19 May 2017
Seven years ago today, my oldest son J was in a terrible car accident, his little plastic Saturn sedan t-boned by a brand new Dodge Charger with its all-steel construction.
J, my laughing, charismatic, kind, smart son, only 22 then, was critically injured, with a compression skull fracture, subdural hematoma, subarachnoid hemorrhaging, and four feather bleeds into his beautiful brain. They airlifted him by helicopter from our small town to the major medical facility, MCV, in Richmond, admitting him directly into the neurological ICU. He was conscious the whole time, talking, joking, charming the nurses, complaining that he couldn’t look out the window on his first-ever helicopter ride, even saying things meant to reassure me, his sister, his brother, the friends who stood by us at the hospital. We bedded down in the ICU waiting room, while behind those heavy doors, monitors clicked and hummed, documenting my son’s traumatic brain injury. That was Wednesday.

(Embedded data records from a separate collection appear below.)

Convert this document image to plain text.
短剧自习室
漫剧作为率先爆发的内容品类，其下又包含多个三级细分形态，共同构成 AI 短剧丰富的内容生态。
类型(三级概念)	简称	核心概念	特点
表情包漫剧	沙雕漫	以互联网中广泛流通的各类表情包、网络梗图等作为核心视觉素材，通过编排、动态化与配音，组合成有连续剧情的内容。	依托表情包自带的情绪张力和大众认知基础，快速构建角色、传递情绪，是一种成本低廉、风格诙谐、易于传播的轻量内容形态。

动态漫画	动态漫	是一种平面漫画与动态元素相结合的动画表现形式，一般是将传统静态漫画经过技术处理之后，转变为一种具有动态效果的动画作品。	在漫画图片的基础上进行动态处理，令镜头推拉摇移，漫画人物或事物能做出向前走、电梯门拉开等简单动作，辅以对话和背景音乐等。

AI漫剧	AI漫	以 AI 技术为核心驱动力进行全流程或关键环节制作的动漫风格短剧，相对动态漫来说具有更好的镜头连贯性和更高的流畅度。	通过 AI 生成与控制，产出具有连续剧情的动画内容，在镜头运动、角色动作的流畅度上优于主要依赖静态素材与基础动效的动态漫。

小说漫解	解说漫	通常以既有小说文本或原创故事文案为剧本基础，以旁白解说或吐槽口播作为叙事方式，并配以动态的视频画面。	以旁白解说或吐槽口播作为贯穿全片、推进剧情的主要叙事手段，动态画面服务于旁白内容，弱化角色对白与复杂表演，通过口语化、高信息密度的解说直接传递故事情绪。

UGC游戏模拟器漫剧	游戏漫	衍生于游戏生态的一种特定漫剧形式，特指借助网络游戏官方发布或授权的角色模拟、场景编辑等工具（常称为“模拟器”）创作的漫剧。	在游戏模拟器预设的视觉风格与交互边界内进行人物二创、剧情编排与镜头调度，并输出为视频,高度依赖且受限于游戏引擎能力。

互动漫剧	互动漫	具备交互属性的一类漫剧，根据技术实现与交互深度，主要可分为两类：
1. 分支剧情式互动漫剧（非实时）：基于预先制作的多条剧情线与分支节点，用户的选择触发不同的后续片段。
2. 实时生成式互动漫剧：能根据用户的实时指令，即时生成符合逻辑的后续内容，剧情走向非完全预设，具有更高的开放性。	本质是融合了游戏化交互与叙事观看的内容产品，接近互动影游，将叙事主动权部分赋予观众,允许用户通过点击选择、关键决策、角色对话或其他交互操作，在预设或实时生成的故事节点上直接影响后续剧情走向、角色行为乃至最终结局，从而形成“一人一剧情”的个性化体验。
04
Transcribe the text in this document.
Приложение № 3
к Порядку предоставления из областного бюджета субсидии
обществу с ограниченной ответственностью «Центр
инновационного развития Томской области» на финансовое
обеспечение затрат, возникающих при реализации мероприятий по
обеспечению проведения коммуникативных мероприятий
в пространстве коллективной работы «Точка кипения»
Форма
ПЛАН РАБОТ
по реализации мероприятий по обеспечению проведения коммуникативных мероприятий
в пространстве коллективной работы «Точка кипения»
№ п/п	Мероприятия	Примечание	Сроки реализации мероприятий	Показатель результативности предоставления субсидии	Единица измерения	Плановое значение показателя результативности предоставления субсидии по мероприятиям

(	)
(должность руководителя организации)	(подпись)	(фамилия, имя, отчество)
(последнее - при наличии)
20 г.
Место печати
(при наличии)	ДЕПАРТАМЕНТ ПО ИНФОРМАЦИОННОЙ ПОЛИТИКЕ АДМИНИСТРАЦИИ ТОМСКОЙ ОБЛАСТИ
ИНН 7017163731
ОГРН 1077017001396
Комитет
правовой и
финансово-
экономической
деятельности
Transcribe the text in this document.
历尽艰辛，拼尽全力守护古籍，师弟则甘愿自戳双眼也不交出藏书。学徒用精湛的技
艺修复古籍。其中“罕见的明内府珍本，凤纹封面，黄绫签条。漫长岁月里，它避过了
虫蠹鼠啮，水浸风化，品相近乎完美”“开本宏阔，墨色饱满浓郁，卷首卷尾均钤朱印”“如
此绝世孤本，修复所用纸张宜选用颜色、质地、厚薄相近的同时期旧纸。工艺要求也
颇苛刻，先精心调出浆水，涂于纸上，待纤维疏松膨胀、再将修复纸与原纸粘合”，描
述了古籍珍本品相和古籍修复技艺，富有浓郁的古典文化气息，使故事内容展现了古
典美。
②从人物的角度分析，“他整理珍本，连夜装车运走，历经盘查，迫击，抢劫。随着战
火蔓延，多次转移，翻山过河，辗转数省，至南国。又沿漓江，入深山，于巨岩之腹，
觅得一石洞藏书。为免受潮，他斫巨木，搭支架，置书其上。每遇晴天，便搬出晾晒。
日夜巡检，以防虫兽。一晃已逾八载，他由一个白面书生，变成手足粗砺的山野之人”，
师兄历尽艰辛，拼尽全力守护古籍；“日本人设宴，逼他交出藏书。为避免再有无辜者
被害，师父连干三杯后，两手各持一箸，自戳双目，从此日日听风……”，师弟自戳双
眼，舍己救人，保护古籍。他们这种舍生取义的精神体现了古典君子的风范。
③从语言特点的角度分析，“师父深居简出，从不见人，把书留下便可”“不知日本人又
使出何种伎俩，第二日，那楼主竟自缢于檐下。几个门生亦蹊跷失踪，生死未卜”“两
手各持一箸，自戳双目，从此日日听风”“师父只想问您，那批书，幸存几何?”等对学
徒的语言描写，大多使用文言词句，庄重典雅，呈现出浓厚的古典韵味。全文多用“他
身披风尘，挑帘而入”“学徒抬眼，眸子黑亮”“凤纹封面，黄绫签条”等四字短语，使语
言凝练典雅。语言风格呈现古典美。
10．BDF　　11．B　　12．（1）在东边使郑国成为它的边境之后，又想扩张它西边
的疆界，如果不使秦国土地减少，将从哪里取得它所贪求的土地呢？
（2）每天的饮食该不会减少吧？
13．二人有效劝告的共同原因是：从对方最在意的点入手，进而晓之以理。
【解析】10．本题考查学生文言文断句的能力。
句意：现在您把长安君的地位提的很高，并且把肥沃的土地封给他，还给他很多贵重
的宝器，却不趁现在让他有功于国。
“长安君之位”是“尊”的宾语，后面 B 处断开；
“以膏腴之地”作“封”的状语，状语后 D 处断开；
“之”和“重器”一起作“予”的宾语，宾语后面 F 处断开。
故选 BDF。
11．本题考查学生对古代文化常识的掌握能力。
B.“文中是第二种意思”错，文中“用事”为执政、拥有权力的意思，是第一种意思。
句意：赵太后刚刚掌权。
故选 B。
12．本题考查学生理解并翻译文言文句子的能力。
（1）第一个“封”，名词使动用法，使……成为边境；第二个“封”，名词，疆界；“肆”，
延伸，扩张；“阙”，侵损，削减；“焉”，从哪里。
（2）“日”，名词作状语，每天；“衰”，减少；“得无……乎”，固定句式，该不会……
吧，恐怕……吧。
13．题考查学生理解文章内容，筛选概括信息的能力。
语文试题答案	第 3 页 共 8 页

Early Thursday afternoon, as I stood as J’s bedside, a doctor we hadn’t seen before strode in, his crisp white lab coat flowing behind him. He introduced himself as the head of neurological research, and after a moment, he asked us if we had seen J’s latest CT scan. We hadn’t, so he hurried from the room, telling us he’d be right back. J and I looked at each other, confused, and my son must have seen worry in my eyes, as he patted my hand.
The doctor returned, wheeling in a large piece of equipment, a medical imaging viewer, and positioned it at the end of J’s ICU bed. He turned it on and the image of my son’s skull appeared, stark in the black and whiteness of it all. For a second, we were completely silent. Then the doctor, smiling, began to explain what we were seeing.
What we were seeing was nothing: no bleeding, no bruising, no swelling. The only sign that remained of my son’s injury just 24 hours before was the spiderweb of fractures in the bone, as if a pencil eraser had been pushed into the fragile shell of an egg, a network of bone break just beneath the C-shaped wound on the side of his head. J’s brain looked completely normal, showing not a single other sign of the blow he’d taken the day before in the wreck that had left his little car mangled, left nothing but the driver’s seat intact.
The doctor grinned, saying, “We want to study you, study why and how you healed so quickly.”
That was Thursday. We brought J home midday on Friday. Six weeks later, he was back at work, then back to his last year of college that fall. We talked time and again about his miraculous healing, about why it might have happened.
J, my wise son, said, “Mom, I don’t know why it happened. I just know I got another chance.”
He now calls May 19 his birthday. His Facebook status this morning read, “Today, I am alive.”
Make art about being given another chance.